Watch the AMA's daily COVID-19 update, with insights from AMA leaders and experts about the pandemic.


In today’s COVID-19 update, AMA discusses emerging cyber threats and what hospitals and physicians can do to protect themselves during the pandemic.

Learn more at the AMA COVID-19 resource center.

Speakers

  • Laura Hoffman, JD, assistant director, Federal Affairs, AMA

AMA COVID-19 Daily Video Update

AMA’s video collection features experts and physician leaders discussing the latest on the pandemic.


Unger: Hello, this is the American Medical Association's COVID-19 Update. Today we're talking about emerging cyber threats and what hospitals and physicians can do to protect themselves during the pandemic.

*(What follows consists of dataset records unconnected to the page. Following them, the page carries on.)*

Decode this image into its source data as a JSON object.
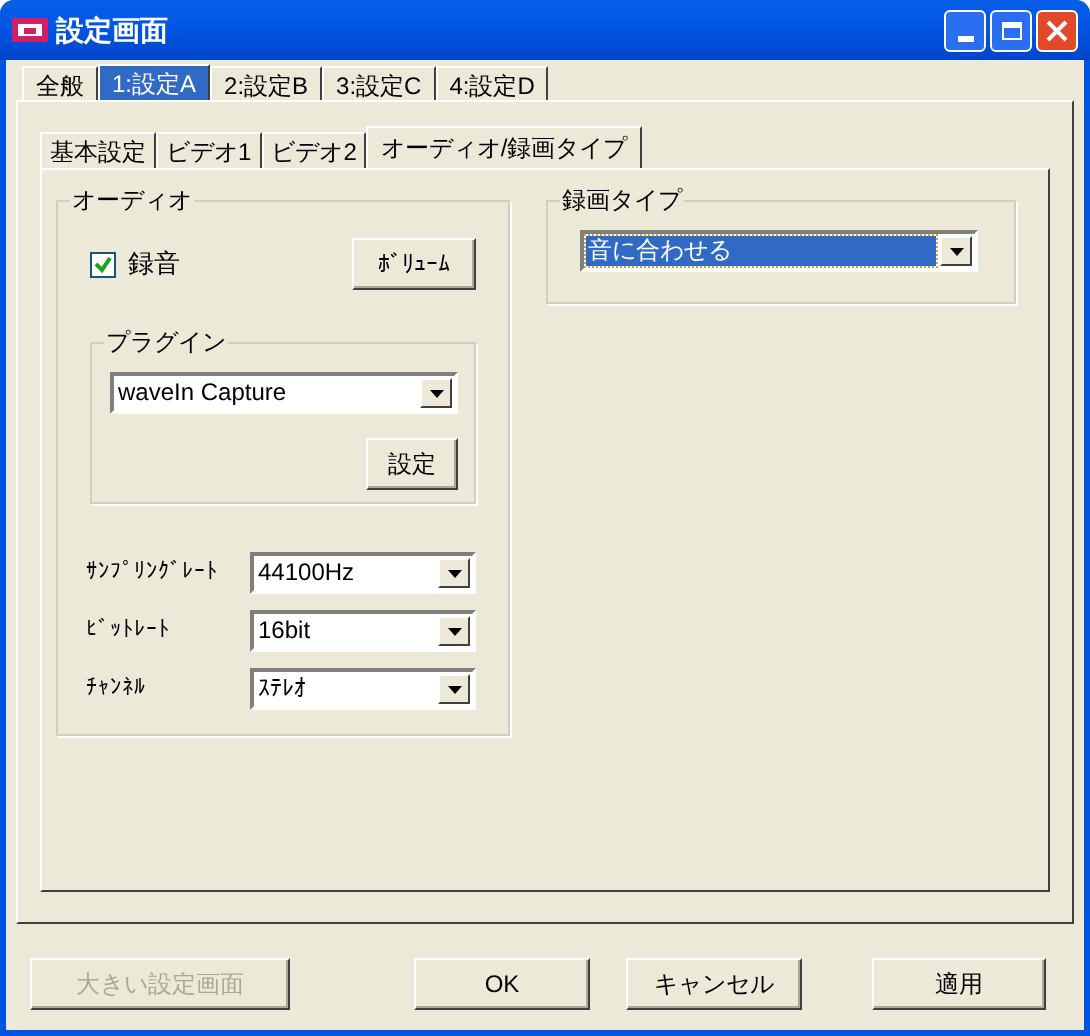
{
  "window": {
    "title": "設定画面"
  },
  "tabs": [
    {
      "label": "全般",
      "selected": false
    },
    {
      "label": "1:設定A",
      "selected": true
    },
    {
      "label": "2:設定B",
      "selected": false
    },
    {
      "label": "3:設定C",
      "selected": false
    },
    {
      "label": "4:設定D",
      "selected": false
    }
  ],
  "subtabs": [
    {
      "label": "基本設定",
      "selected": false
    },
    {
      "label": "ビデオ1",
      "selected": false
    },
    {
      "label": "ビデオ2",
      "selected": false
    },
    {
      "label": "オーディオ/録画タイプ",
      "selected": true
    }
  ],
  "audio": {
    "title": "オーディオ",
    "record": {
      "label": "録音",
      "checked": true
    },
    "volume_button": "ﾎﾞﾘｭｰﾑ",
    "plugin": {
      "title": "プラグイン",
      "value": "waveIn Capture",
      "settings_button": "設定"
    },
    "fields": [
      {
        "label": "ｻﾝﾌﾟﾘﾝｸﾞﾚｰﾄ",
        "value": "44100Hz"
      },
      {
        "label": "ﾋﾞｯﾄﾚｰﾄ",
        "value": "16bit"
      },
      {
        "label": "ﾁｬﾝﾈﾙ",
        "value": "ｽﾃﾚｵ"
      }
    ]
  },
  "recording_type": {
    "title": "録画タイプ",
    "value": "音に合わせる",
    "focused": true
  },
  "buttons": [
    {
      "label": "大きい設定画面",
      "disabled": true
    },
    {
      "label": "OK",
      "disabled": false
    },
    {
      "label": "キャンセル",
      "disabled": false
    },
    {
      "label": "適用",
      "disabled": false
    }
  ]
}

I'm joined today by Laura Hoffman, the AMA's assistant director of federal affairs in Washington, DC. I'm Todd Unger, AMA's chief experience officer in Chicago. Laura, we've heard talk of some new cyber threats against hospitals recently. What's going on, and is there a cause for concern?

Hoffman: Yeah, lots going on and definitely cause for some concern, but we'll all remain calm and carry on, right? But definitely things that we want physicians to be thinking about regardless of where they practice. We've talked previously, Todd, about the increasing reliance on telehealth and how more patients are receiving care from home using different telehealth platforms, which has been, of course, a wonderful way for us to promote social distancing and preserving PPE.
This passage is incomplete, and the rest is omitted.